The cost of using AI poses an economic barrier to people with different financial statuses. Large businesses can afford to pay hundreds of thousands of dollars to self-host SOTA models or use API services. Individuals can pay monthly subscriptions to use less-capable models at slower rates. Self-hosting a decent model for everyday tasks isn’t financially reasonable yet, but our project can show that smaller models can be used to perform specific tasks and can meaningfully empower users with a one-time investment.

Team Status Report for 2/7

After the faculty meeting on Wednesday, the biggest takeaways are:

  • [scope ]need to prove that our solution/feature is interesting and valuable
  • [technical feasibility] Uncertainty about whether the hardware can run the LLM well enough, and if the LLM can complete our tasks well enough.

So we

  • Put together a user story that describes the scenario and pain points of users, and how our solution solves the problem and compares to other existing solutions. We defined our users to students managing multi-source academic writing, individuals with communication impairments needing typing assistance, and professionals with privacy concerns around intellectual property. These stories demonstrate how SPARK solves real problems and clearly differentiate our solution from existing alternatives like cloud-based AI assistants and manual workflow tools. We documented specific use cases including context-aware citation formatting, intelligent autocorrection that preserves meaning, and private workflow acceleration without data exposure risks.
  • Working on deploying the most powerful model on Jetson Nano Orin, also waiting for more powerful devices that we can borrow.

Moving forward, we want to finalize our UI design with mockups of the touchscreen interface and physical button layouts, to make sure the flow supports our usability requirements. We’re also creating a very clear, step-by-step walkthrough of our product that shows the complete user experience from setup through daily use across different scenarios. This will serve as a way to keep us aligned later in development.

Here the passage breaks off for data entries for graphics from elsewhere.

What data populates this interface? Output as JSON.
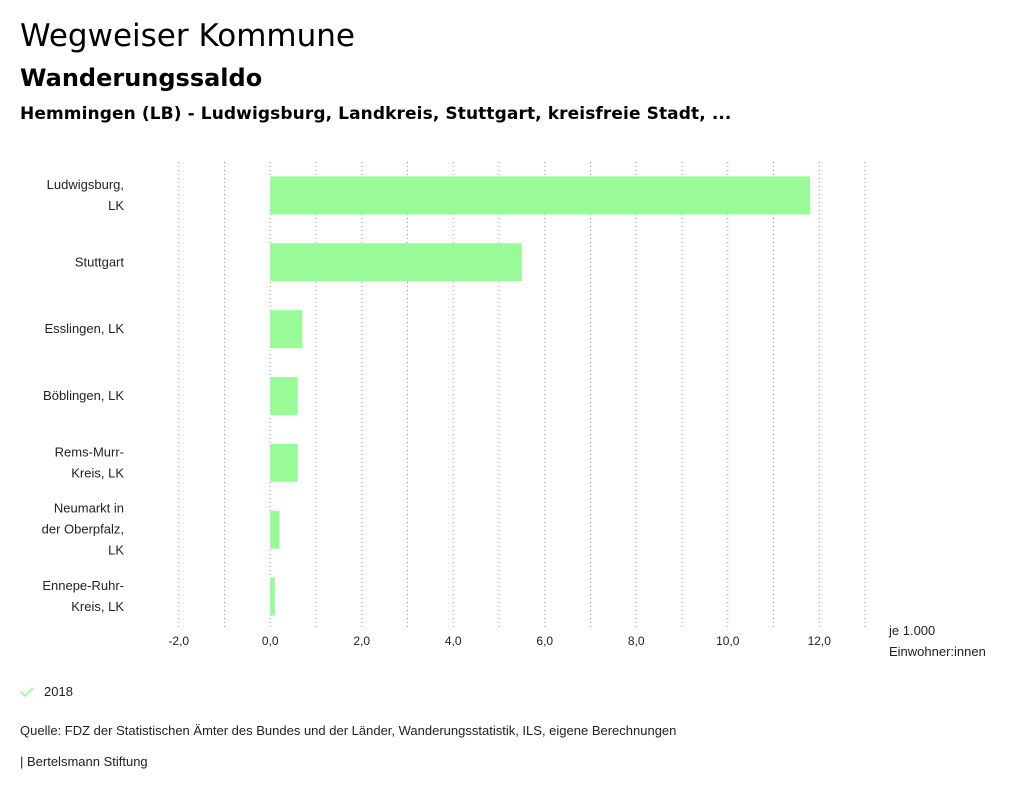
{
  "header": {
    "title": "Wegweiser Kommune",
    "subtitle": "Wanderungssaldo",
    "regions": "Hemmingen (LB) - Ludwigsburg, Landkreis, Stuttgart, kreisfreie Stadt, ..."
  },
  "chart_data": {
    "type": "bar",
    "orientation": "horizontal",
    "categories": [
      [
        "Ludwigsburg,",
        "LK"
      ],
      [
        "Stuttgart"
      ],
      [
        "Esslingen, LK"
      ],
      [
        "Böblingen, LK"
      ],
      [
        "Rems-Murr-",
        "Kreis, LK"
      ],
      [
        "Neumarkt in",
        "der Oberpfalz,",
        "LK"
      ],
      [
        "Ennepe-Ruhr-",
        "Kreis, LK"
      ]
    ],
    "series": [
      {
        "name": "2018",
        "values": [
          11.8,
          5.5,
          0.7,
          0.6,
          0.6,
          0.2,
          0.1
        ]
      }
    ],
    "xlim": [
      -3.0,
      13.0
    ],
    "xticks": [
      -2,
      0,
      2,
      4,
      6,
      8,
      10,
      12
    ],
    "xtick_labels": [
      "-2,0",
      "0,0",
      "2,0",
      "4,0",
      "6,0",
      "8,0",
      "10,0",
      "12,0"
    ],
    "unit_label": [
      "je 1.000",
      "Einwohner:innen"
    ],
    "grid": "vertical-dotted",
    "bar_color": "#98fb98"
  },
  "legend": {
    "label": "2018",
    "color": "#98fb98"
  },
  "footer": {
    "source": "Quelle: FDZ der Statistischen Ämter des Bundes und der Länder, Wanderungsstatistik, ILS, eigene Berechnungen",
    "credit": "| Bertelsmann Stiftung"
  }
}
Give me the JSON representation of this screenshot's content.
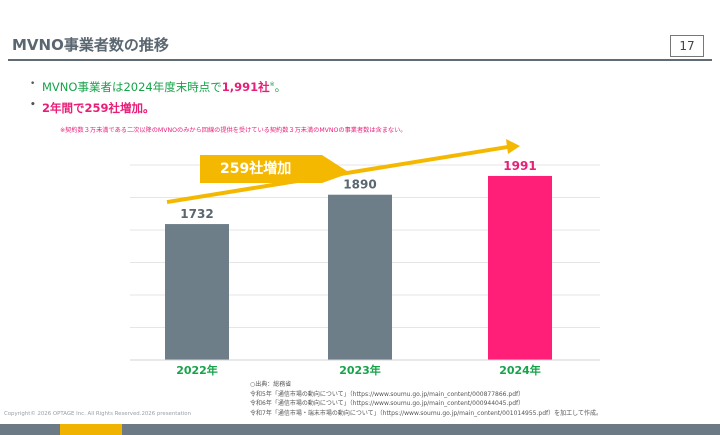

We are going to develop a testing plan that addresses both quantitative metrics like latency and acceptance rates, as well as the more qualitative parameters that faculty raised concerns about in our design presentation. Specifically, we need rigorous evaluation criteria for the correctness of grammar fixes, appropriateness of tone adjustments, and overall quality of generative content. Such as designing test cases with clear rubrics and planning what our user testing sessions would look like as well.

Challneges:

Time is our biggest blocker as we need to prove a lot that out lllm deployment is strong enough  to accomplish what we want to do for our project.